Cour de cassation
Dans le cadre de la procédure d’exequatur, le juge n’est pas compétent pour apprécier le caractère abusif d’une clause

Cass, civ, 1ère, 14 février 2024, n°22-22.742

Cass, civ, 1ère, 14 février 2024, n°22-22.742 

 

Procédure d’exequatur – ordre public international et national – principe d’effectivité – office du juge – clauses abusives  

 

 

EXTRAITS :  

 

  1. Selon les articles 34 et 45 du règlement n° 44/2001 du Conseil du 22 décembre 2000 concernant la compétence judiciaire, la reconnaissance et l’exécution des décisions en matière civile et commerciale, dit Bruxelles I, la reconnaissance n’est refusée que si elle est manifestement contraire à l’ordre public de l’Etat requis et, en aucun cas, la décision étrangère ne peut faire l’objet d’une révision au fond.

 

  1. La contrariété à l’ordre public international s’entend d’une violation manifeste d’une règle de droit considérée comme essentielle dans l’ordre juridique de l’Union et donc dans celui de l’État membre requis ou d’un droit reconnu comme fondamental dans ces ordres juridiques (CJUE 16 juillet 2015, C-681/13, Diageo Brands).

 

  1. Lorsqu’il vérifie l’existence éventuelle d’une violation manifeste de l’ordre public de l’État requis, le juge de cet État doit tenir compte du fait que, sauf circonstances particulières rendant trop difficile ou impossible l’exercice des voies de recours dans l’État membre d’origine, les justiciables doivent faire usage dans cet État membre de toutes les voies de recours disponibles afin de prévenir en amont une telle violation (CJUE 16 juillet 2015, C-681/13, Diageo Brands).

 

  1. Le respect du principe d’effectivité ne saurait néanmoins aller jusqu’à suppléer intégralement à la passivité totale du consommateur concerné (CJUE 17 mai 2022, C-600/19, Ibercaja Banco).

 

  1. En retenant, d’une part, que l’existence d’une éventuelle clause abusive dans le contrat de prêt ne pouvait être considérée en soi comme une violation qui heurterait de manière inacceptable l’ordre juridique de l’Etat français en tant qu’elle porterait atteinte à un principe fondamental et, d’autre part, qu’il n’appartenait pas au juge, eu égard à l’interdiction de toute révision au fond de la décision dont il était demandé l’exécution, d’apprécier le caractère abusif d’une telle clause, dont M. et Mme [U] ne s’étaient pas prévalus devant les juges Luxembourgeois, la cour d’appel a justifié sa décision.

 

 

 

ANALYSE :  

 

Dans sa décision du 14 juillet 2024, la première Chambre civile de la Cour de cassation souligne que les juridictions françaises sont incompétentes dans le cadre d’une procédure d’exequatur pour connaître le caractère abusif d’une clause dont les requérants ne se seraient pas prévalus dans le cadre de la procédure initiale.  

 

Elle justifie sa décision en s’appuyant sur la définition de l’ordre public national français qui suppose qu’une décision qui heurterait de manière inacceptable ledit ordre public serait inexécutable en France.
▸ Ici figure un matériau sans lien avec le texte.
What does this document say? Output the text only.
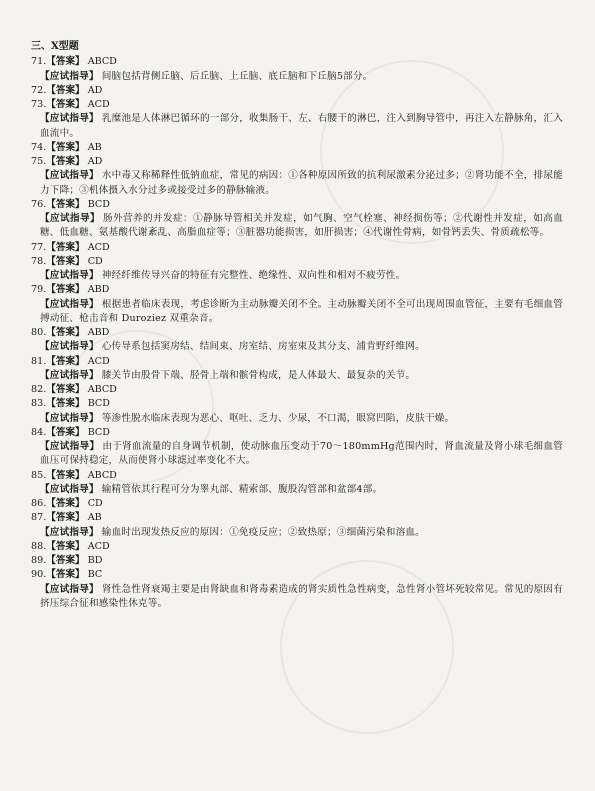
三、X型题
71.【答案】 ABCD
【应试指导】 间脑包括背侧丘脑、后丘脑、上丘脑、底丘脑和下丘脑5部分。
72.【答案】 AD
73.【答案】 ACD
【应试指导】 乳糜池是人体淋巴循环的一部分，收集肠干、左、右腰干的淋巴，注入到胸导管中，再注入左静脉角，汇入血流中。
74.【答案】 AB
75.【答案】 AD
【应试指导】 水中毒又称稀释性低钠血症，常见的病因：①各种原因所致的抗利尿激素分泌过多；②肾功能不全，排尿能力下降；③机体摄入水分过多或接受过多的静脉输液。
76.【答案】 BCD
【应试指导】 肠外营养的并发症：①静脉导管相关并发症，如气胸、空气栓塞、神经损伤等；②代谢性并发症，如高血糖、低血糖、氨基酸代谢紊乱、高脂血症等；③脏器功能损害，如肝损害；④代谢性骨病，如骨钙丢失、骨质疏松等。
77.【答案】 ACD
78.【答案】 CD
【应试指导】 神经纤维传导兴奋的特征有完整性、绝缘性、双向性和相对不疲劳性。
79.【答案】 ABD
【应试指导】 根据患者临床表现，考虑诊断为主动脉瓣关闭不全。主动脉瓣关闭不全可出现周围血管征，主要有毛细血管搏动征、枪击音和 Duroziez 双重杂音。
80.【答案】 ABD
【应试指导】 心传导系包括窦房结、结间束、房室结、房室束及其分支、浦肯野纤维网。
81.【答案】 ACD
【应试指导】 膝关节由股骨下端、胫骨上端和髌骨构成，是人体最大、最复杂的关节。
82.【答案】 ABCD
83.【答案】 BCD
【应试指导】 等渗性脱水临床表现为恶心、呕吐、乏力、少尿，不口渴，眼窝凹陷，皮肤干燥。
84.【答案】 BCD
【应试指导】 由于肾血流量的自身调节机制，使动脉血压变动于70～180mmHg范围内时，肾血流量及肾小球毛细血管血压可保持稳定，从而使肾小球滤过率变化不大。
85.【答案】 ABCD
【应试指导】 输精管依其行程可分为睾丸部、精索部、腹股沟管部和盆部4部。
86.【答案】 CD
87.【答案】 AB
【应试指导】 输血时出现发热反应的原因：①免疫反应；②致热原；③细菌污染和溶血。
88.【答案】 ACD
89.【答案】 BD
90.【答案】 BC
【应试指导】 肾性急性肾衰竭主要是由肾缺血和肾毒素造成的肾实质性急性病变，急性肾小管坏死较常见。常见的原因有挤压综合征和感染性休克等。
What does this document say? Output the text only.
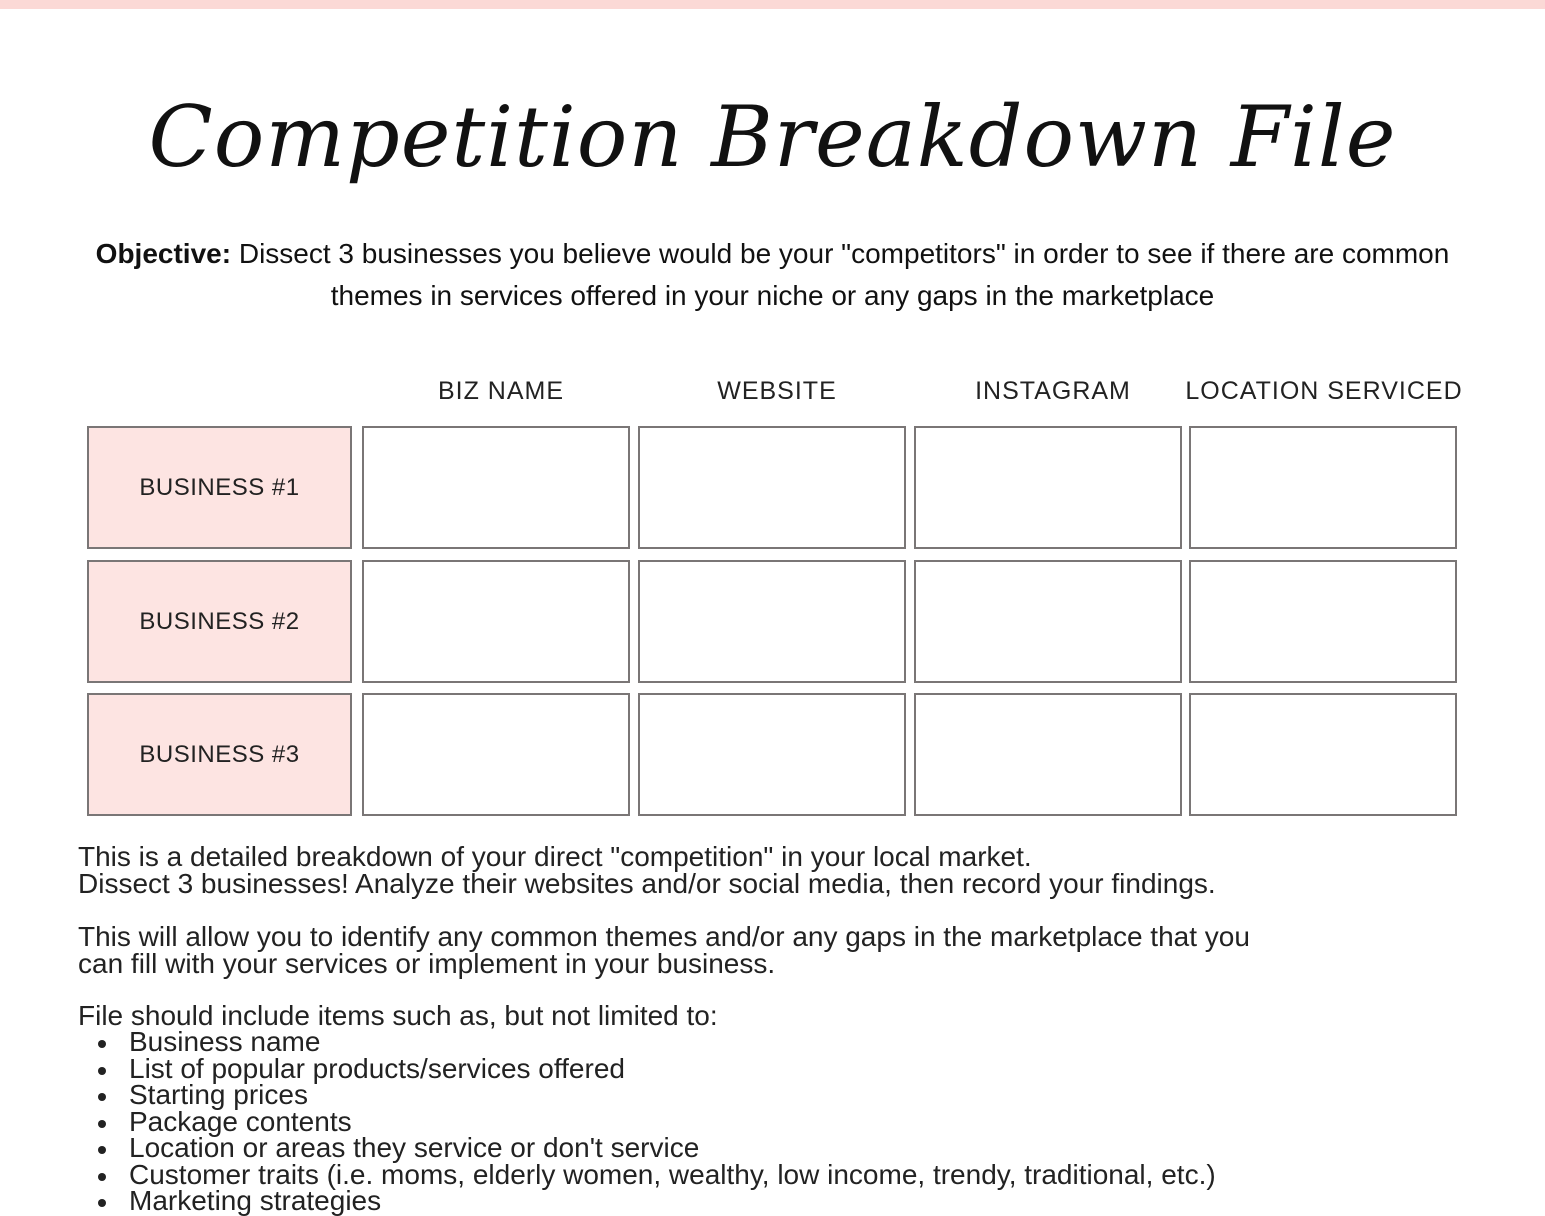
Competition Breakdown File
Objective: Dissect 3 businesses you believe would be your "competitors" in order to see if there are common themes in services offered in your niche or any gaps in the marketplace
BIZ NAME	WEBSITE	INSTAGRAM	LOCATION SERVICED
BUSINESS #1
BUSINESS #2
BUSINESS #3

This is a detailed breakdown of your direct "competition" in your local market.

Dissect 3 businesses! Analyze their websites and/or social media, then record your findings.

This will allow you to identify any common themes and/or any gaps in the marketplace that you

can fill with your services or implement in your business.

File should include items such as, but not limited to:

Business name
List of popular products/services offered
Starting prices
Package contents
Location or areas they service or don't service
Customer traits (i.e. moms, elderly women, wealthy, low income, trendy, traditional, etc.)
Marketing strategies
La législation européenne relative aux clauses abusives n’est pas considérée par la Cour comme une atteinte aux principes fondamentaux de l’État français.  

 

Par ailleurs, la Cour de cassation ajoute qu’un litige ayant déjà fait l’objet d’une décision au fond dans un État de l’Union ne peut faire l’objet d’un second examen au fond dans un autre État membre. Ainsi, il incombe aux parties de procéder à l’épuisement de toutes les voies de recours disponibles dans l’État d’origine pour relever le caractère abusif d’une clause. Le principe d’effectivité ne peut être invoqué comme ultima ratio pour pallier l’inertie du consommateur.   

 

Ainsi, l’État effectuant la procédure d’exequatur n’est pas compétent pour apprécier le caractère abusif d’une clause, ce qui relève du fond, et ne peut qu’apprécier l’éventuelle contrariété à l’ordre public national de la décision rendue.